Parenting is hard, and I believe we’re all doing the best we can.

Whether you’re a parent of little kids, big kids, furry kids, or no kids, I know you can relate. While there can be many rip-your-hair-out moments as a parent, there are far more joyous moments and reasons to celebrate. We can become inundated with information, but in the end we just need to trust ourselves.

Children are kind, intelligent, incredibly sweet, far more enlightened than we give them credit for, and simply hilarious. We need to stay in the moment, see the world through the eyes of a child, look for the pearl, and live more joyfully. Since I said I wasn’t going to give any advice, I’ll just call that homework.

Because parenting is the toughest job on the planet, and requires extraordinary endurance, and an exorbitant amount of energy, we must first show up for ourselves. We need to take care of our physical, emotional, and spiritual bodies so we can more fully take care of the precious humans we’ve been gifted. So here are some things to consider doing:

– Rise at 5 a.m. to do some quiet reading or writing or anything else that you love.
– Rise at 5 a.m. to get a workout in to a) train for a marathon, b) burn off the calories from all the Halloween candy you stole from your toddler’s pumpkin or simply, c) stay sane and be a better parent, spouse, and person as a whole.
– Be happy with where you’re at and your decisions.
– If possible, take a day for you.
– Take any help that is offered.
– Get active in the outdoors. It’s good for the body, mind, and soul.
– Give a massage, get a massage.
– Play now, clean later.

7:07 p.m the next day..

Emma tiptoed quietly into Kate’s room as I was rocking her to sleep. She kissed her, squeezed her tight, and said, “You are so beautiful and kind! You will change the world. I just love you so much. You will make the world a better place because you’re so kind.”

The tears rolled down my cheeks. Emma noticed and asked, “Why are you crying?” All I could squeak out was, “I just love you so much.” But in my heart, I thought ‘Maybe I’m doing okay as a mom. Maybe the messages and lessons I’m trying to impart to my children are really sinking in.’ Because you know what? Sometimes it’s hard to tell if they hear what I’m saying.

For instance, how many times have I said, “Put your pajamas on, brush your teeth, that’s enough chips, hands are for helping, stop hitting your sister!” But tonight, I can pause and thank God that the things I’m saying and how I’m living are making a difference.

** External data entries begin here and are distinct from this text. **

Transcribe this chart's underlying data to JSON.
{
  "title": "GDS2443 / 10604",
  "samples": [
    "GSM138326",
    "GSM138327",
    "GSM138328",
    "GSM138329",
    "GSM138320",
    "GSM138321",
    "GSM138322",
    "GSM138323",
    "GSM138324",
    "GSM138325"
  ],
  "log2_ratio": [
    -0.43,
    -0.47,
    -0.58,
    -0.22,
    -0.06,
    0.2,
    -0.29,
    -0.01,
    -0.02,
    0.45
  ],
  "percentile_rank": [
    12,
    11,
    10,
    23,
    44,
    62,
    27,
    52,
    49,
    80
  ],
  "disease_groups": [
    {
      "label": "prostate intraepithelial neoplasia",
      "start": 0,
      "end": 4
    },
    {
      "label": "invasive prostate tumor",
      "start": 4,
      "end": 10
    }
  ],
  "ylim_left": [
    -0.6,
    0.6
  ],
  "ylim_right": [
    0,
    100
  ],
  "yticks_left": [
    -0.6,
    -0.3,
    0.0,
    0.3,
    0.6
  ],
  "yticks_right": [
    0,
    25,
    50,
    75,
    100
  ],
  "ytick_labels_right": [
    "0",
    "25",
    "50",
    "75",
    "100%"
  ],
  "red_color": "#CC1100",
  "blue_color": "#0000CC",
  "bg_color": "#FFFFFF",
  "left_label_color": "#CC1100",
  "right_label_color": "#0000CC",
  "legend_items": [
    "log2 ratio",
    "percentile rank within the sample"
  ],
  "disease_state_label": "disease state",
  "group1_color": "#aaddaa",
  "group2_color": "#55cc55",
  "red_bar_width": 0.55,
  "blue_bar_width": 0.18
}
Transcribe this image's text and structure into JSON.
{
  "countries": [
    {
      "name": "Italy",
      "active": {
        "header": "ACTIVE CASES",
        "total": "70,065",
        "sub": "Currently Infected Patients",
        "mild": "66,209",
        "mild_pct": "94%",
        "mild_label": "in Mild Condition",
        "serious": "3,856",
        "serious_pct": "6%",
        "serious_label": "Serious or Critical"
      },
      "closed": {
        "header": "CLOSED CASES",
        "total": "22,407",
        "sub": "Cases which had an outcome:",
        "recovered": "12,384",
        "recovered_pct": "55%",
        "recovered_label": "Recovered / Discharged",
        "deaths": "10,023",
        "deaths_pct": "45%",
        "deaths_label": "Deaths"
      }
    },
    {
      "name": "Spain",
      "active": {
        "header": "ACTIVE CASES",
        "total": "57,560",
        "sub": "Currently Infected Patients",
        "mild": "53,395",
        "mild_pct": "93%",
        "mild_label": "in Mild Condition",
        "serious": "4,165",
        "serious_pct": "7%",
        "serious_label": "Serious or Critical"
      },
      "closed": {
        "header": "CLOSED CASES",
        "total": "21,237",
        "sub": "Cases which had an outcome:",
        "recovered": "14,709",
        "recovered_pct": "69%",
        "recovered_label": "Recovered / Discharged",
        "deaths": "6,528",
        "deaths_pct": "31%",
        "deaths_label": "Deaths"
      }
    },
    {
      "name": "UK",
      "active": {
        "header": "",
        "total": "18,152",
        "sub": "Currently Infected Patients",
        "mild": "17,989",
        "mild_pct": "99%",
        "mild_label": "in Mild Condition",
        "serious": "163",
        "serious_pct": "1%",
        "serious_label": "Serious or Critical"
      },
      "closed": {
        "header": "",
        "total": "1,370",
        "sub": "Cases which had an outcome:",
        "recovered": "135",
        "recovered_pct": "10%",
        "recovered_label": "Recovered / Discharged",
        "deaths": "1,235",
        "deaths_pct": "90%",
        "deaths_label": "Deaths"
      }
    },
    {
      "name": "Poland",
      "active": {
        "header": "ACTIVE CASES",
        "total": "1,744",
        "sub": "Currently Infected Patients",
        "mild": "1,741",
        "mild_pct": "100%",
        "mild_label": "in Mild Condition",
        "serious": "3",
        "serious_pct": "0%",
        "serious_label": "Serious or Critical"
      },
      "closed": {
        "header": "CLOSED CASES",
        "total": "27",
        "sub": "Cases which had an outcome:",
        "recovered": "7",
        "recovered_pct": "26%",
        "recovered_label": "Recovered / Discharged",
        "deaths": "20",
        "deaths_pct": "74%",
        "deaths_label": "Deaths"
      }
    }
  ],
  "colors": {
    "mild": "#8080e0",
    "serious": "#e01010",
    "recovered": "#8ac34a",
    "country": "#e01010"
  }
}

A child’s love is unconditional, so remember this:

“It doesn’t matter what color you are. The most special thing is that you have someone that loves you.” – Four-year-old

Your spirit is strong and vibrant, so when the going gets tough, tell yourself,
“I can do this. I just have to be brave.” – Six-year-old

You are extraordinary. And maybe you’re not an athlete, or active at all, but trust yourself that you have the endurance it takes to keep going and be the best parent you can be.

Chandra Ziegler is a Yooper wannabe in Crystal Falls with a Minnesota heart. By day, she is a mother of three girls and teacher to even more. By “night,” she runs non-profit Iron Endurance, teaches yoga and painting classes, trains for marathons, and writes.